On the most practical level, Conagra’s transformation initiative involved deals and structural moves: selling a private-label business, spinning off a vertically integrated potato business, relocating headquarters, resetting the cost structure, acquiring contemporary brands, realigning its operating model, eliminating unprofitable legacy practices (including the indiscriminate use of discount promotions), and changing the company name from ConAgra Foods to Conagra Brands. At the heart of all this activity was a new concept of the company’s identity:

A nimble innovator, with (according to its vision statement) “the most energized, highest-impact culture” in the food industry. Conagra’s brands would now be required to be the first or second in their sector, and to be known for attracting highly loyal followers (for example, Hunt’s, Peter Pan, Orville Redenbacher’s, Reddi-wip, Slim Jim), defining a prepared food niche (Bertolli, Hebrew National, Marie Callender’s), or emphasizing quality ingredients and health (Alexia, Blake’s, Frontera, Healthy Choice). “This is a totally new era,” Connolly told stock analysts in October 2016.

“We are not the ag business that we started as almost 100 years ago. We are certainly not the global conglomerate that we’ve been for decades. For the first time in our history, we will be a branded CPG pure play.”

The related new body of operations practices, dubbed the “Conagra Way,” was modeled after smaller, more flexible companies. The new IT system, built on a cloud-based infrastructure, was oriented toward rapid innovation and communication across internal silos. “Where there is friction [in the digital infrastructure], there is opportunity,” CIO Mindy Simon told CIO Magazine. “How can we use analytics to help our chefs develop new products? How can we use sensors to improve our distribution?”

The results include more than $300 million in annual savings and quick growth in financial metrics, including more than 40 percent growth in total shareholder return between May 2015 and May 2017. Employees and retailers describe Conagra Brands as an entirely different company. And its 2018 acquisition (for $10.9 billion) of Pinnacle Foods (with brands such as Birds Eye, Gardein, EVOL, and Smart Balance) makes Conagra the second-largest frozen food company in the U.S., after Nestlé. The Conagra story shows how a well-considered shift in identity can take hold in even the largest and most established companies.

As you take on the mind-set of an upstart, and articulate a bold new vision to establish your company’s new identity, keep these precepts in mind:

Tell a good story. All too often, the leaders of a transforming company use dry, technocratic language to explain the change and its rationale. But in a successful effort, the business leader sets the tone by translating the company’s new strategic identity into vivid, everyday language — so that everyone can see how their jobs contribute, and why each part of the change matters.

This may well mean articulating a company purpose that goes beyond making money. Employees and customers understand that enterprises are powerful, and that they exist to achieve something with that power — connecting people, producing wealth, creating products and services, or bringing new forms of value to society. When there is a clear, evocative statement of how the company creates value, not just for the shareholders and owners but for the greater world around it, employees feel a connection with the new identity. They understand how it will help them prosper and make them proud to be associated with it.

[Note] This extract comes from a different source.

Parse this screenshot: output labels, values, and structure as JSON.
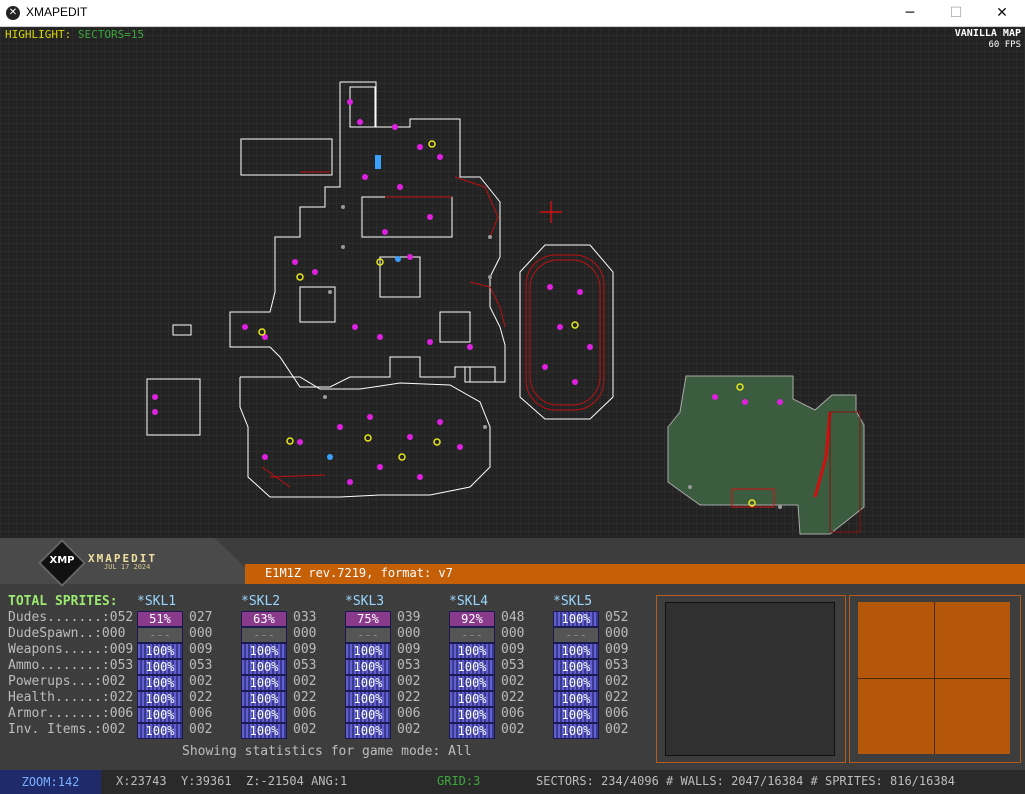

Use symbolic gestures to represent this clarity of purpose and bring the identity to life. For example, Conagra consolidated all its Chicago-area suburban offices into one downtown building to attract talent, create a high-energy collaborative environment, and accelerate decision making. Connolly explained it this way: “[We can] see each other in the hallway, and get business done in five minutes, rather than on a conference call five days later. Everything [is] recharged.”